Postado em terça-feira, 24 de novembro de 2020 às 15:03
Atualizada em quarta-feira, 25 de novembro de 2020 às 11:02

Atos de injúria racial contra padre geram repercussão e repúdio

Diocese repudiou as ações que teriam partido deum casal de fiéis da Paróquia São José e Nossa Senhora das Dores.


Alessandro Emergente

Um sacerdote, da Paróquia São José e Nossa Senhora das Dores, foi vítima de injúria racial, o que gerou repúdio nos últimos dias. No último domingo uma nota de repúdio ao ato de injúria racial e de apoio ao padre Riva Rodrigues de Paula, de 42 anos, divulgada pela Diocese de Guaxupé, foi lida durante as celebrações.

As atitudes criminosas teriam partido de um casal, que frequenta a Igreja Matriz, e teria feito ligações a paróquia e feito ofensas ao padre.

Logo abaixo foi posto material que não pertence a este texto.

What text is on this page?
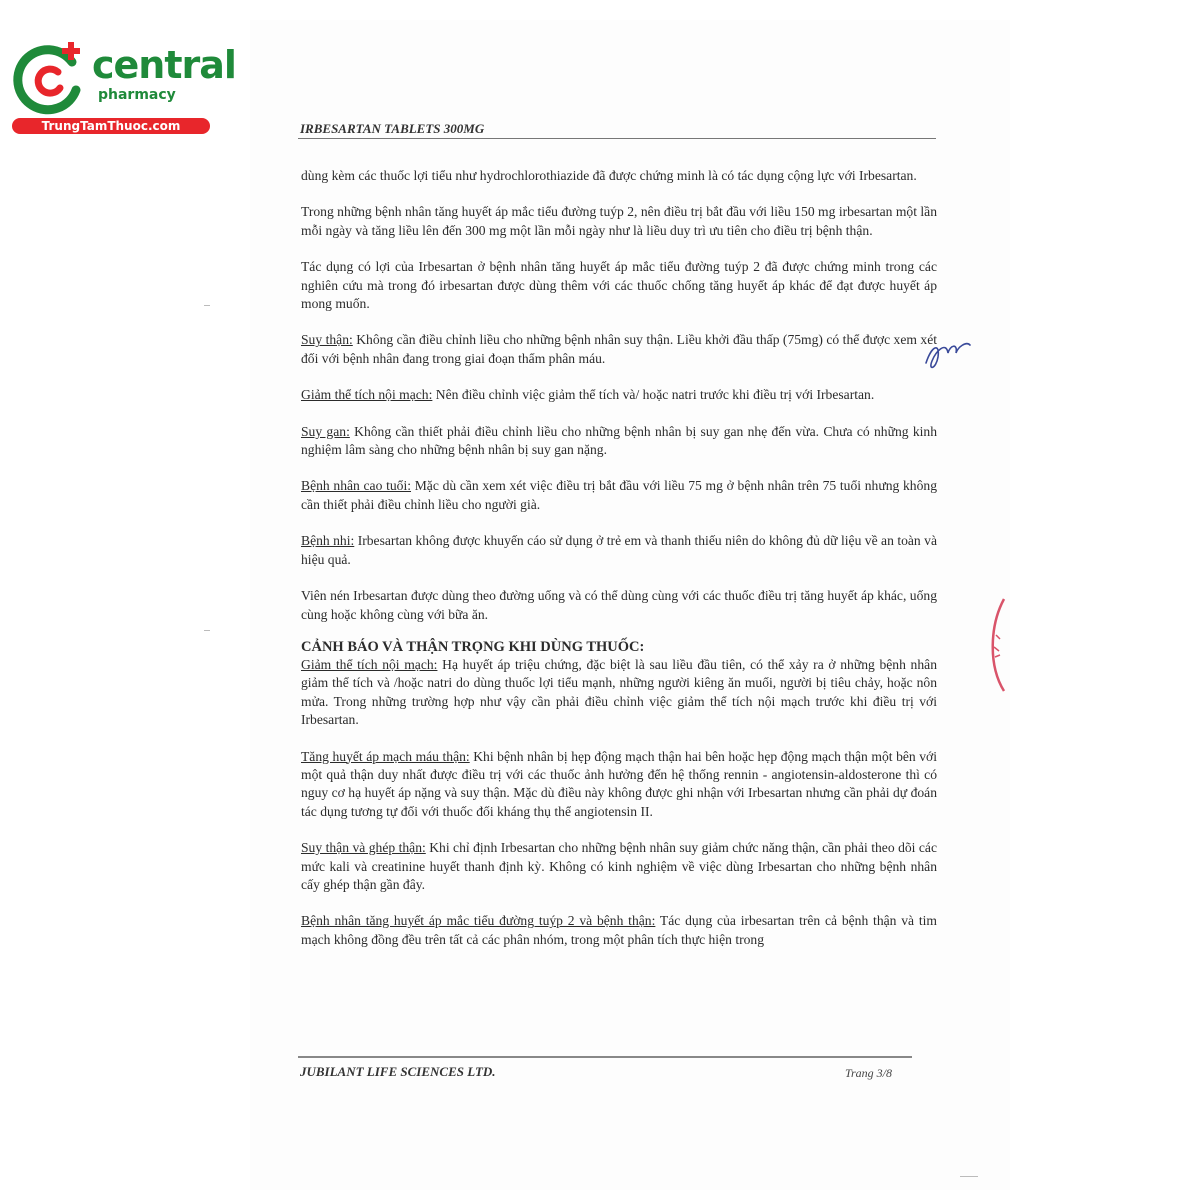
central
pharmacy
TrungTamThuoc.com	IRBESARTAN TABLETS 300MG

dùng kèm các thuốc lợi tiểu như hydrochlorothiazide đã được chứng minh là có tác dụng cộng lực với Irbesartan.

Trong những bệnh nhân tăng huyết áp mắc tiểu đường tuýp 2, nên điều trị bắt đầu với liều 150 mg irbesartan một lần mỗi ngày và tăng liều lên đến 300 mg một lần mỗi ngày như là liều duy trì ưu tiên cho điều trị bệnh thận.

Tác dụng có lợi của Irbesartan ở bệnh nhân tăng huyết áp mắc tiểu đường tuýp 2 đã được chứng minh trong các nghiên cứu mà trong đó irbesartan được dùng thêm với các thuốc chống tăng huyết áp khác để đạt được huyết áp mong muốn.

Suy thận: Không cần điều chỉnh liều cho những bệnh nhân suy thận. Liều khởi đầu thấp (75mg) có thể được xem xét đối với bệnh nhân đang trong giai đoạn thẩm phân máu.

Giảm thể tích nội mạch: Nên điều chỉnh việc giảm thể tích và/ hoặc natri trước khi điều trị với Irbesartan.

Suy gan: Không cần thiết phải điều chỉnh liều cho những bệnh nhân bị suy gan nhẹ đến vừa. Chưa có những kinh nghiệm lâm sàng cho những bệnh nhân bị suy gan nặng.

Bệnh nhân cao tuổi: Mặc dù cần xem xét việc điều trị bắt đầu với liều 75 mg ở bệnh nhân trên 75 tuổi nhưng không cần thiết phải điều chỉnh liều cho người già.

Bệnh nhi: Irbesartan không được khuyến cáo sử dụng ở trẻ em và thanh thiếu niên do không đủ dữ liệu về an toàn và hiệu quả.

Viên nén Irbesartan được dùng theo đường uống và có thể dùng cùng với các thuốc điều trị tăng huyết áp khác, uống cùng hoặc không cùng với bữa ăn.

CẢNH BÁO VÀ THẬN TRỌNG KHI DÙNG THUỐC:

Giảm thể tích nội mạch: Hạ huyết áp triệu chứng, đặc biệt là sau liều đầu tiên, có thể xảy ra ở những bệnh nhân giảm thể tích và /hoặc natri do dùng thuốc lợi tiểu mạnh, những người kiêng ăn muối, người bị tiêu chảy, hoặc nôn mửa. Trong những trường hợp như vậy cần phải điều chỉnh việc giảm thể tích nội mạch trước khi điều trị với Irbesartan.

Tăng huyết áp mạch máu thận: Khi bệnh nhân bị hẹp động mạch thận hai bên hoặc hẹp động mạch thận một bên với một quả thận duy nhất được điều trị với các thuốc ảnh hưởng đến hệ thống rennin - angiotensin-aldosterone thì có nguy cơ hạ huyết áp nặng và suy thận. Mặc dù điều này không được ghi nhận với Irbesartan nhưng cần phải dự đoán tác dụng tương tự đối với thuốc đối kháng thụ thể angiotensin II.

Suy thận và ghép thận: Khi chỉ định Irbesartan cho những bệnh nhân suy giảm chức năng thận, cần phải theo dõi các mức kali và creatinine huyết thanh định kỳ. Không có kinh nghiệm về việc dùng Irbesartan cho những bệnh nhân cấy ghép thận gần đây.

Bệnh nhân tăng huyết áp mắc tiểu đường tuýp 2 và bệnh thận: Tác dụng của irbesartan trên cả bệnh thận và tim mạch không đồng đều trên tất cả các phân nhóm, trong một phân tích thực hiện trong

JUBILANT LIFE SCIENCES LTD.	Trang 3/8
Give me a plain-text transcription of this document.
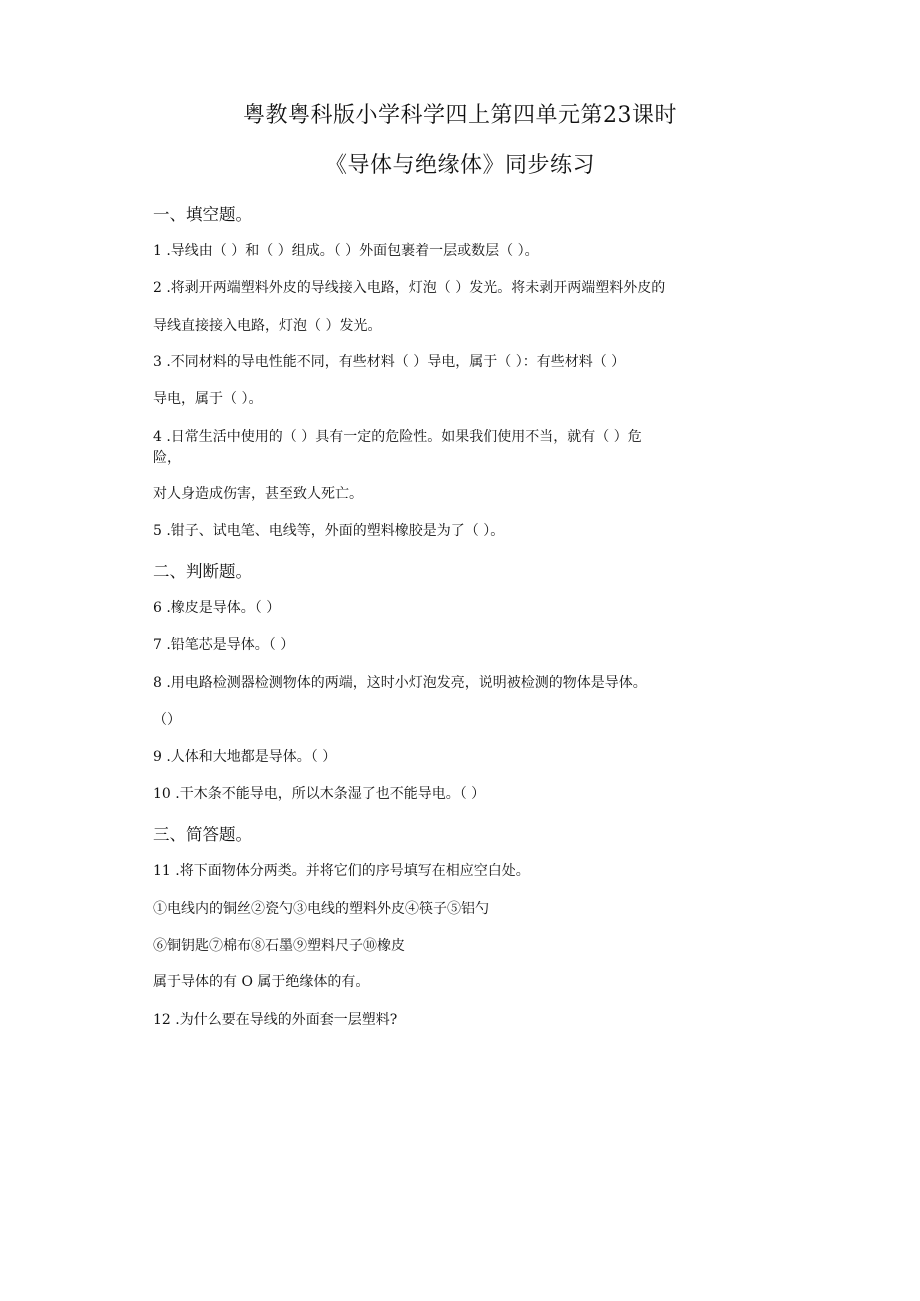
粤教粤科版小学科学四上第四单元第23课时
《导体与绝缘体》同步练习
一、填空题。
1 .导线由（ ）和（ ）组成。（ ）外面包裹着一层或数层（ ）。
2 .将剥开两端塑料外皮的导线接入电路，灯泡（ ）发光。将未剥开两端塑料外皮的
导线直接接入电路，灯泡（ ）发光。
3 .不同材料的导电性能不同，有些材料（ ）导电，属于（ ）：有些材料（ ）
导电，属于（ ）。
4 .日常生活中使用的（ ）具有一定的危险性。如果我们使用不当，就有（ ）危
险，
对人身造成伤害，甚至致人死亡。
5 .钳子、试电笔、电线等，外面的塑料橡胶是为了（ ）。
二、判断题。
6 .橡皮是导体。（ ）
7 .铅笔芯是导体。（ ）
8 .用电路检测器检测物体的两端，这时小灯泡发亮，说明被检测的物体是导体。
（）
9 .人体和大地都是导体。（ ）
10 .干木条不能导电，所以木条湿了也不能导电。（ ）
三、简答题。
11 .将下面物体分两类。并将它们的序号填写在相应空白处。
①电线内的铜丝②瓷勺③电线的塑料外皮④筷子⑤铝勺
⑥铜钥匙⑦棉布⑧石墨⑨塑料尺子⑩橡皮
属于导体的有 O 属于绝缘体的有。
12 .为什么要在导线的外面套一层塑料?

Em um telefonema à secretaria paroquial, o casal teria dito que deveriam ser avisados quando o padre preto fosse celebrar a missa, porque eles não gostam de negro, relatou o padre em reportagem do jornal Estado de Minas.

As injúrias raciais continuaram e, na Semana da Consciência Negra, o casal teria cometido novamente o crime, previsto no artigo 140 do Código Penal. “O casal chegando para celebração perguntou se era o padre preto fedido que iria celebrar a missa de novo”, afirmou o padre.

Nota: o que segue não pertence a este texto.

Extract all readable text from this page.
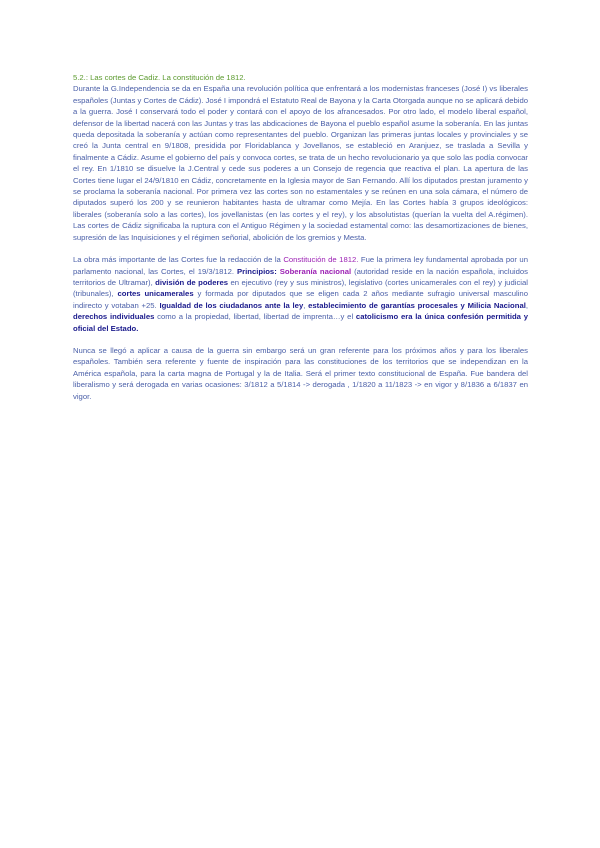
5.2.: Las cortes de Cadiz. La constitución de 1812.

Durante la G.Independencia se da en España una revolución política que enfrentará a los modernistas franceses (José I) vs liberales españoles (Juntas y Cortes de Cádiz). José I impondrá el Estatuto Real de Bayona y la Carta Otorgada aunque no se aplicará debido a la guerra. José I conservará todo el poder y contará con el apoyo de los afrancesados. Por otro lado, el modelo liberal español, defensor de la libertad nacerá con las Juntas y tras las abdicaciones de Bayona el pueblo español asume la soberanía. En las juntas queda depositada la soberanía y actúan como representantes del pueblo. Organizan las primeras juntas locales y provinciales y se creó la Junta central en 9/1808, presidida por Floridablanca y Jovellanos, se estableció en Aranjuez, se traslada a Sevilla y finalmente a Cádiz. Asume el gobierno del país y convoca cortes, se trata de un hecho revolucionario ya que solo las podía convocar el rey. En 1/1810 se disuelve la J.Central y cede sus poderes a un Consejo de regencia que reactiva el plan. La apertura de las Cortes tiene lugar el 24/9/1810 en Cádiz, concretamente en la Iglesia mayor de San Fernando. Allí los diputados prestan juramento y se proclama la soberanía nacional. Por primera vez las cortes son no estamentales y se reúnen en una sola cámara, el número de diputados superó los 200 y se reunieron habitantes hasta de ultramar como Mejía. En las Cortes había 3 grupos ideológicos: liberales (soberanía solo a las cortes), los jovellanistas (en las cortes y el rey), y los absolutistas (querían la vuelta del A.régimen). Las cortes de Cádiz significaba la ruptura con el Antiguo Régimen y la sociedad estamental como: las desamortizaciones de bienes, supresión de las Inquisiciones y el régimen señorial, abolición de los gremios y Mesta.

La obra más importante de las Cortes fue la redacción de la Constitución de 1812. Fue la primera ley fundamental aprobada por un parlamento nacional, las Cortes, el 19/3/1812. Principios: Soberanía nacional (autoridad reside en la nación española, incluidos territorios de Ultramar), división de poderes en ejecutivo (rey y sus ministros), legislativo (cortes unicamerales con el rey) y judicial (tribunales), cortes unicamerales y formada por diputados que se eligen cada 2 años mediante sufragio universal masculino indirecto y votaban +25. Igualdad de los ciudadanos ante la ley, establecimiento de garantías procesales y Milicia Nacional, derechos individuales como a la propiedad, libertad, libertad de imprenta…y el catolicismo era la única confesión permitida y oficial del Estado.

Nunca se llegó a aplicar a causa de la guerra sin embargo será un gran referente para los próximos años y para los liberales españoles. También sera referente y fuente de inspiración para las constituciones de los territorios que se independizan en la América española, para la carta magna de Portugal y la de Italia. Será el primer texto constitucional de España. Fue bandera del liberalismo y será derogada en varias ocasiones: 3/1812 a 5/1814 -> derogada , 1/1820 a 11/1823 -> en vigor y 8/1836 a 6/1837 en vigor.
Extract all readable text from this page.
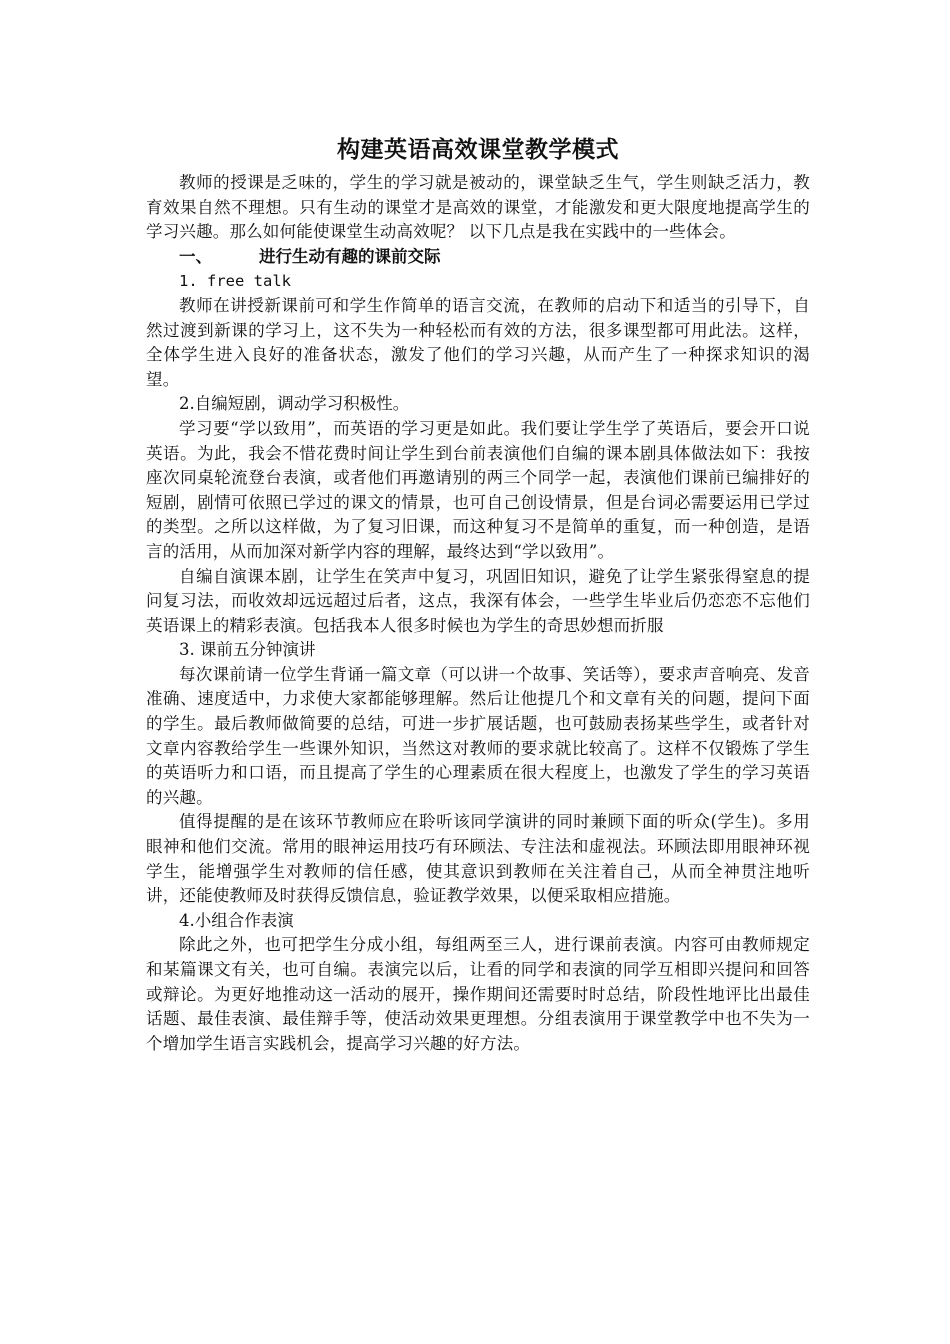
构建英语高效课堂教学模式

教师的授课是乏味的，学生的学习就是被动的，课堂缺乏生气，学生则缺乏活力，教育效果自然不理想。只有生动的课堂才是高效的课堂，才能激发和更大限度地提高学生的学习兴趣。那么如何能使课堂生动高效呢？ 以下几点是我在实践中的一些体会。

一、	进行生动有趣的课前交际
1. free talk

教师在讲授新课前可和学生作简单的语言交流，在教师的启动下和适当的引导下，自然过渡到新课的学习上，这不失为一种轻松而有效的方法，很多课型都可用此法。这样，全体学生进入良好的准备状态，激发了他们的学习兴趣，从而产生了一种探求知识的渴望。

2.自编短剧，调动学习积极性。

学习要“学以致用”，而英语的学习更是如此。我们要让学生学了英语后，要会开口说英语。为此，我会不惜花费时间让学生到台前表演他们自编的课本剧具体做法如下：我按座次同桌轮流登台表演，或者他们再邀请别的两三个同学一起，表演他们课前已编排好的短剧，剧情可依照已学过的课文的情景，也可自己创设情景，但是台词必需要运用已学过的类型。之所以这样做，为了复习旧课，而这种复习不是简单的重复，而一种创造，是语言的活用，从而加深对新学内容的理解，最终达到“学以致用”。

自编自演课本剧，让学生在笑声中复习，巩固旧知识，避免了让学生紧张得窒息的提问复习法，而收效却远远超过后者，这点，我深有体会，一些学生毕业后仍恋恋不忘他们英语课上的精彩表演。包括我本人很多时候也为学生的奇思妙想而折服

3. 课前五分钟演讲

每次课前请一位学生背诵一篇文章（可以讲一个故事、笑话等），要求声音响亮、发音准确、速度适中，力求使大家都能够理解。然后让他提几个和文章有关的问题，提问下面的学生。最后教师做简要的总结，可进一步扩展话题，也可鼓励表扬某些学生，或者针对文章内容教给学生一些课外知识，当然这对教师的要求就比较高了。这样不仅锻炼了学生的英语听力和口语，而且提高了学生的心理素质在很大程度上，也激发了学生的学习英语的兴趣。

值得提醒的是在该环节教师应在聆听该同学演讲的同时兼顾下面的听众(学生)。多用眼神和他们交流。常用的眼神运用技巧有环顾法、专注法和虚视法。环顾法即用眼神环视学生，能增强学生对教师的信任感，使其意识到教师在关注着自己，从而全神贯注地听讲，还能使教师及时获得反馈信息，验证教学效果，以便采取相应措施。

4.小组合作表演

除此之外，也可把学生分成小组，每组两至三人，进行课前表演。内容可由教师规定和某篇课文有关，也可自编。表演完以后，让看的同学和表演的同学互相即兴提问和回答或辩论。为更好地推动这一活动的展开，操作期间还需要时时总结，阶段性地评比出最佳话题、最佳表演、最佳辩手等，使活动效果更理想。分组表演用于课堂教学中也不失为一个增加学生语言实践机会，提高学习兴趣的好方法。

O padre foi vítima de injúria racial (Foto: Reprodução/Redes sociais)


O padre Riva chegou em Alfenas há dois meses e é o primeiro vigário paroquial negro da Paróquia. Diz, no entanto, que não é a primeira vez que foi vítima de atos racistas. Em 2013, ele passou por situações semelhantes em Poços de Caldas.

Preferiu conscientizar

O religioso ainda não registrar boletim de ocorrência e diz ter optado pela conscientização. “As palavras tem um impacto muito grande sobre nós. Mas rezando, eu optei pelo desabafo, pela denúncia e levar o nosso povo a conscientizar, que nenhum tipo de preconceito é bem-vindo na nossa sociedade”, afirmou.

Apesar de não registrar um boletim de ocorrência, o padre não descarta medidas legais caso as injúrias raciais continuem. Ele conversou com um delegado e, por enquanto, prefere conscientizar os fiéis.

O caso ganhou grande repercussão. A Coordenadoria de Igualdade Racial de Alfenas publicou uma nota de repúdio na última segunda-feira, no mesmo dia em que alguns vereadores, durante a sessão legislativa, também repudiaram os atos racistas. Uma moção de repúdio também foi aprovada pelo Legislativo. 21ª Subseção da OAB/MG (Ordem dos Advogados do Brasil/Minas Gerais) também publicou nota de repúdio.

O episódio ganhou repercussão na impressa estadual, como Estado de Minas e G1, e foi classificado como injúria racial, previsto no artigo 14 do Código Penal. A injúria racial é quando uma pessoa ofende alguém por conta da cor da pele ou da etnia, enquanto o racismo acontece quando o crime é contra um grupo de pessoas e está previsto na Lei n° 7.716, de 5 de janeiro de 1989.

No caso da injúria racial o código penal prevê prisão de um a três anos, além de multa. Já o racismo é considerado crime inafiançável e também prevê detenção.

Na semana passada, dia 20, foi celebrado o Dia da Consciência Negra. No ano passado, uma lei municipal instituiu a data no feriado municipal, o que gerou resistência da Acia (Associação Comercial e Industrial de Alfenas).

A negação da existência do racismo

Na sexta-feira, dia da Consciência Negra, o vice-presidente da República, Hamilton Mourão, negou que exista racismo no Brasil. A fala gerou grande repercussão e foi dita logo após o assassinato de um homem negro, um dia antes, por seguranças do Carrefour, em Porto Alegre (RS).

A negação do racismo é uma das práticas combatidas pelo movimento negro, vista como uma visão que prejudica o enfrentamento do problema. O pensamento do vice-presidente tem origem na tese da “democracia racial” contida no livro “Casa Grande & Senzala”, publicado pelo antropólogo Gilberto Freyre em 1933, mas a tese foi rebatida por uma outra, a do “mito da democracia racial”, elaborada pelo sociólogo Florestan Fernandes no livro “A integração do negro na sociedade de classes”, publicado em 1965.

Fernandes demonstra que o racismo no Brasil se manifesta de forma “camuflada”, sendo a democracia racial, sustentada por Freyre, uma imagem idealizada, que serviu para justificar a posição de dominação racial do branco na sociedade brasileira.